A prestigious lifetime achievement award for mentoring has been won by Emeritus Professor Tom Kibble, Department of Physics.

Emeritus Professor Tom Kibble

Praised for fostering students' confidence, being approachable, and having the ability to listen and give constructive opinion, Professor Kibble collected the inaugural Nature/NESTA prize for mentoring during a ceremony at the Science Museum on Thursday 17 March.

Tom Kibble (right) receives his award
from Nature editor-in-chief Philip Campbell

"I was surprised and very honoured to be chosen for this award, said Professor Kibble, 73. "I never imagined that I had any special approach to mentoring worthy of note, but it is very gratifying to learn that so many of my former students and colleagues appreciated my efforts."

"I owe a great debt to my own mentors, in particular Abdus Salam and Paul Matthews, who led the Theoretical Physics Group in its early years.
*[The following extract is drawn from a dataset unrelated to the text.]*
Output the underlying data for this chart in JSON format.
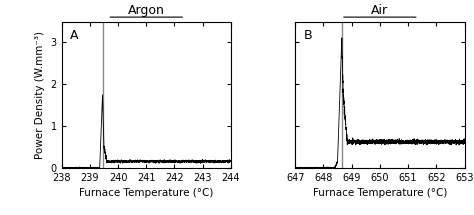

I have been fortunate to have had some outstanding students and collaborators. They may have learned something from me, but I often learned as much from them, especially in my eight years as Head of Department."

Professor Kibble's career at Imperial began 46 years ago.Born in 1932, he joined Physics as a Nato Fellow in 1959, became Professor of Theoretical Physics in 1970 and from 1983 to 1991 he was head of the department. He received the CBE in 1998 in recognition of his services to Physics. Professor Kibble's research interests are in quantum field theory, especially the interface between high-energy particle physics and cosmology.

Professor Robin Smith, Acting Head of the Department of Physics said:

"Everyone in physical sciences at Imperial is delighted that Tom Kibble has been awarded the first Nature/NESTA lifetime award for mentoring. Many of his students have gone on to leadership positions around the world. He has encouraged and supported many female scientists in establishing their careers"

"Tom is the doyen of theoretical physics at Imperial and has been an inspiration to all of us. We all have tremendous respect for his kindness and his wisdom."

The mentoring prize was awarded by Nature together with the National Endowment for Science, Technology and the Arts (NESTA) after they set out to find examples of outstandingly good management in UK laboratories - in particular laboratory heads who have empowered their students.